Auch beim Ergebnis der kleinsten Landtagsparteien, SPD und FDP, führten kleine Prozentverschiebungen zu großen Auswirkungen: Bei den Liberalen ging es buchstäblich um alles, sprich den Wiedereinzug in den Landtag, den sie jetzt aller Voraussicht nach mit rund drei Prozent der Stimmen verpasst haben dürften. Bei der SPD war die Sache mehr symbolischer Natur. Mit 8,4 Prozent laut Hochrechnung dürften sie jedoch nun ihr historisches Tief von 9,7 Prozent bei der Wahl 2018 noch klar unterboten haben. Entsprechend mies war die Stimmung bei beiden Parteien am Abend.

In dem Wahlergebnis traten jedoch auch Verschiebungen im politischen System Bayerns zutage, deren mittel- und langfristigen Auswirkungen noch gar nicht abzusehen sind und die sich anhand von ein paar Prozentpunkten mehr oder weniger für diese oder jene Partei auch nur bedingt ablesen lassen. Eher schon an den Wochen oder eigentlich Monaten des vorangegangenen Wahlkampfes.

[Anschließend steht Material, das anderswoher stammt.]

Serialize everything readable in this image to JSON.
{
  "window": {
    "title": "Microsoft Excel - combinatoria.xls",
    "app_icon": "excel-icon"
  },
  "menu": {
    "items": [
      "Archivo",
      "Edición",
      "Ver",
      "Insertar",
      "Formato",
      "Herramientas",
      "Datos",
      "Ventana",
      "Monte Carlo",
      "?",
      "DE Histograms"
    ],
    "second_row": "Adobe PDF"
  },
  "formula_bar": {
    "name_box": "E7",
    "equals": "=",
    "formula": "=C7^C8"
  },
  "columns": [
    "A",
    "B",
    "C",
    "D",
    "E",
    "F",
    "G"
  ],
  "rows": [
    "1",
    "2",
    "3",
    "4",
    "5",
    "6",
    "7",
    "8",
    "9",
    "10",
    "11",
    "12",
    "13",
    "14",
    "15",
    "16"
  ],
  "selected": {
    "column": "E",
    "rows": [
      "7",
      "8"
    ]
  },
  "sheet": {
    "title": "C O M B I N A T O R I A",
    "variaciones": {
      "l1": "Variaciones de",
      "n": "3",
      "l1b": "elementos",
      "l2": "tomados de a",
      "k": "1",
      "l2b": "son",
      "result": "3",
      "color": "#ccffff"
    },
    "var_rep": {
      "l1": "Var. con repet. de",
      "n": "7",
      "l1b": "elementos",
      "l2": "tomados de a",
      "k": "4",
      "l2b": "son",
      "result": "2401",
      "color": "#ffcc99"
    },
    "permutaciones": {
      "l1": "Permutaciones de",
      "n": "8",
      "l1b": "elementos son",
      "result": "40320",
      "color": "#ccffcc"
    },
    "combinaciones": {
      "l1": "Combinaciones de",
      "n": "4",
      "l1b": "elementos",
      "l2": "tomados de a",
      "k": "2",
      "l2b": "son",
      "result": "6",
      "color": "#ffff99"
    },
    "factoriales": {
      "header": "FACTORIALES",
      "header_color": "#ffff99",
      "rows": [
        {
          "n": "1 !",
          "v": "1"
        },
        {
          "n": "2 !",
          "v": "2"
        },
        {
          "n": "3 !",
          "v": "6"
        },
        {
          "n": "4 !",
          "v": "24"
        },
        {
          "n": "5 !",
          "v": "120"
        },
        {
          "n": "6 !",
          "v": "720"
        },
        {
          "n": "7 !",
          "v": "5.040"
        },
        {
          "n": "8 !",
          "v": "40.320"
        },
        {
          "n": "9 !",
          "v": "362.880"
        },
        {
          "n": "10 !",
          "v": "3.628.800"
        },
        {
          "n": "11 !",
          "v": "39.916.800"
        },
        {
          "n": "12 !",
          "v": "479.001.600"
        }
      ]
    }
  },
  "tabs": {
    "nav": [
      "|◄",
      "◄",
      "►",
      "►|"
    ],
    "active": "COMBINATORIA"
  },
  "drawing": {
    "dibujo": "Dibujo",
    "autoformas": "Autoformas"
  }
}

Dazu gehören populistische Auftritte wie der in Erding, als Hubert Aiwanger sich anschickte, die „Demokratie zurückzuholen“, natürlich auch die Flugblattaffäre. Und der vermeintliche Kulturkampf, zu dem Markus Söder den Wahlkampf beschwor, inklusive jeder Menge fantasievoll konstruierter Vorwürfe gegen die politischen Gegner, vor allem die Grünen. Stichwort: Zwangsveganisierung. Die Frankfurter Allgemeine Zeitung fragte sogar, ob das nun der erste postfaktische Wahlkampf gewesen sei.

Söder nur für historische Niederlagen zuständig?

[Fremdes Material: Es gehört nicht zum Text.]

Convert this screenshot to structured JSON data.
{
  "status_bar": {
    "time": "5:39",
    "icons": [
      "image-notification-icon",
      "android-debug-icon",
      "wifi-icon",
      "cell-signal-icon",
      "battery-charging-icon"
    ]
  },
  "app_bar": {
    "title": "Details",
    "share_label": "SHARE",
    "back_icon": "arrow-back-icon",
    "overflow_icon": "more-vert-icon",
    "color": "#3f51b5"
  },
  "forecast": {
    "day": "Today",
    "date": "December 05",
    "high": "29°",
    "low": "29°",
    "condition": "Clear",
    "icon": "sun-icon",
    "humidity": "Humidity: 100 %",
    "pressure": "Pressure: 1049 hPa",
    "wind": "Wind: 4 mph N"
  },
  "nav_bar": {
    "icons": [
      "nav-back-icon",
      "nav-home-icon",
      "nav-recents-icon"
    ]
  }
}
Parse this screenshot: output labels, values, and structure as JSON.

Doch inwieweit Söders Vorgehen sich mittelfristig bewährt, ist derzeit mehr als fraglich. Die Erwartungshaltung an den CSU-Chef war schließlich klar: Söder sollte die CSU aus diesem Tief führen. Wer, wenn nicht er? Dies ist ihm ganz offensichtlich nicht gelungen. Bislang ist Söder nur für historische Niederlagen zuständig. Natürlich stimmt, was Söder schon im Vorfeld zu betonen, nicht müde wurde: Früher gab es keine Freien Wähler, keine AfD. Nur: Dass es sie nicht gab, war eben nicht zuletzt auch das Verdienst der CSU, die etwa in den Neunzigern einen nachhaltigen Erfolg der Republikaner zu verhindern wusste.

Gut möglich also, dass es im Rückblick einst Markus Söder sein wird, der den Niedergang seiner Partei einleitete. Dass sein Führungsanspruch aktuell dennoch nicht zur Disposition steht, hat der Ministerpräsident nur zwei Dingen zu verdanken: zum einen Hubert Aiwanger, dem er eine erhebliche Mitschuld an dem Ergebnis anlasten kann, zum anderen dem Mangel an möglichen Nachfolgern. Seehofer hatte stets einen Söder im Nacken. Söder dagegen hat weitgehende Nackenfreiheit. Noch.